As orientações não têm sido tão concretas e centram-se agora, sobretudo, em França, onde desde abril já se registaram diversas retaliações, não só pelo uso das caricaturas do profeta Maomé, mas também contra as políticas internas e externas de Emmanuel Macron.
“As ordens, ao contrário do que aconteceu naquele período crítico de 2015 e 2016 - com os apelos para que se cometessem atentados contra o inimigo infiel, com todos os meios à disposição - são agora um pouco mais difusas.”
João Paulo Ventura alerta que há nesta altura “um apelo muito claro de uma organização próxima da Al-Qaeda para atacar França, para atacar os franceses onde quer que estejam, e com todos os meios”. A internet e as redes sociais continuam a ser a plataforma privilegiada para fazer circular estes apelos, sublinha.

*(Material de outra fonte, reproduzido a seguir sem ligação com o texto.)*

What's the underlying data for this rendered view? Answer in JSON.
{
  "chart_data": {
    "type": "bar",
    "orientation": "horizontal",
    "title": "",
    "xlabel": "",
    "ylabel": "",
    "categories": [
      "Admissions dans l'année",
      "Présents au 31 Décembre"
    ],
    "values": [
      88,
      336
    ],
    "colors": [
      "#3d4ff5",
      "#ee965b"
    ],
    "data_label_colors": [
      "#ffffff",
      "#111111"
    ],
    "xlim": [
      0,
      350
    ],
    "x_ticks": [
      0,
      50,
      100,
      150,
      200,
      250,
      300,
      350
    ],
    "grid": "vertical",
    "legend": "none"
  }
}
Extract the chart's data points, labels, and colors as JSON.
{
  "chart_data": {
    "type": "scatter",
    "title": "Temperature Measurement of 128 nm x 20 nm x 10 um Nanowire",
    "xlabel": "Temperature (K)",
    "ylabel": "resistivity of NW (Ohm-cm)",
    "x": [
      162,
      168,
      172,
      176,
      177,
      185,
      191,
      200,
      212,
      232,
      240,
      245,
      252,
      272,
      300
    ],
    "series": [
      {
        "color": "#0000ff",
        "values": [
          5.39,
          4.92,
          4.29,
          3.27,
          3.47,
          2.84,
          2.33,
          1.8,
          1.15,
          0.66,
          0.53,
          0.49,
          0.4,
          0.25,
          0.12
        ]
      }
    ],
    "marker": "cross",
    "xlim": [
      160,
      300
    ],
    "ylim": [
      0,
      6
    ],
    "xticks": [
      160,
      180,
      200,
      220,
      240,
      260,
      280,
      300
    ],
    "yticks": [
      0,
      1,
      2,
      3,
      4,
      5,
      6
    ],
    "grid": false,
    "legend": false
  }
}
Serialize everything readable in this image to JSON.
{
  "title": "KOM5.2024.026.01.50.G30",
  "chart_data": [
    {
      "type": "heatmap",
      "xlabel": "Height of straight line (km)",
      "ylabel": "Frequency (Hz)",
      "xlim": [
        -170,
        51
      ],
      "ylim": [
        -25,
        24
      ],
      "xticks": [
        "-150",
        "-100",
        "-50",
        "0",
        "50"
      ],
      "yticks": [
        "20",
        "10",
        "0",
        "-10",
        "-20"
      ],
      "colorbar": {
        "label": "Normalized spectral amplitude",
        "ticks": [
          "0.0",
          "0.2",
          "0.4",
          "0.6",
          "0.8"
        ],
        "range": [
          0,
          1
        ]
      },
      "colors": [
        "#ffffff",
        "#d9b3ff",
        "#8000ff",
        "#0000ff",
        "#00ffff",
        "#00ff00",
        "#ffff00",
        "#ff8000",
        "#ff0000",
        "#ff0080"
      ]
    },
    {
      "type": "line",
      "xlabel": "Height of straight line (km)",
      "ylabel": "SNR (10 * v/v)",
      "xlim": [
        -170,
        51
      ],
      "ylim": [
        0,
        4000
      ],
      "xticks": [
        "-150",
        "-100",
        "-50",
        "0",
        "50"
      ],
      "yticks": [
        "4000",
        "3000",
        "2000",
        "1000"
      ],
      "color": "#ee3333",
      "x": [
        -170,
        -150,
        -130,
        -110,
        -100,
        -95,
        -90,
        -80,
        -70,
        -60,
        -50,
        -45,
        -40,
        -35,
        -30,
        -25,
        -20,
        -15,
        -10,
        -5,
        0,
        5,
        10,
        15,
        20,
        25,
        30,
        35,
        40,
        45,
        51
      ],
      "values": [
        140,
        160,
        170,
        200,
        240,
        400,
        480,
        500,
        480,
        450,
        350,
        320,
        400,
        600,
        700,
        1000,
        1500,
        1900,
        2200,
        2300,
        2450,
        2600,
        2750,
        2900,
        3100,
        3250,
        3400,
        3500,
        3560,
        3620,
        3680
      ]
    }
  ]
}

Este especialista, que recentemente publicou o livro “Da radicalização ideológica ao Terrorismo: Uma digressão”, regista com preocupação alguns sinais de que o extremismo pode estar a chegar a sectores mais moderados do islão.
Na sua opinião, os ataques desde ano em França e na Áustria parecem ter um potencial de radicalização de franjas normalmente mais moderadas ou talvez só ortodoxas, dentro da comunidade islâmica. “Parece-me uma coisa evitável, porque é profana e está relacionada com o símbolo sagrado destas organizações.”
E se a França parece ser o alvo do momento, nenhum outro país pode dizer que está imune a este tipo de ataques.
Portugal, diz este coordenador da Polícia Judiciária, mesmo não tendo risco zero, continua ainda assim a diferenciar-se de parte significativa dos vizinhos europeus.
É o que revela a permanente analise à estrutura da comunidade islâmica nacional, e aos fluxos migratórios que aqui chegam, ou que por aqui passam. “Tem uma comunidade islâmica perfeitamente integrada, inserida e moderada. Corresponde a cerca de 50 mil pessoas, e de resto há uma preocupação permanente por parte dos responsáveis dessa comunidade. As coisas têm fluido sem incidentes”.
Em tempo de pandemia, com parte significativa do mundo em estado de emergência por causa de um vírus, esta é uma ameaça que não desaparece, e que – como se não bastasse – também coloca os sistemas de segurança em alerta permanente.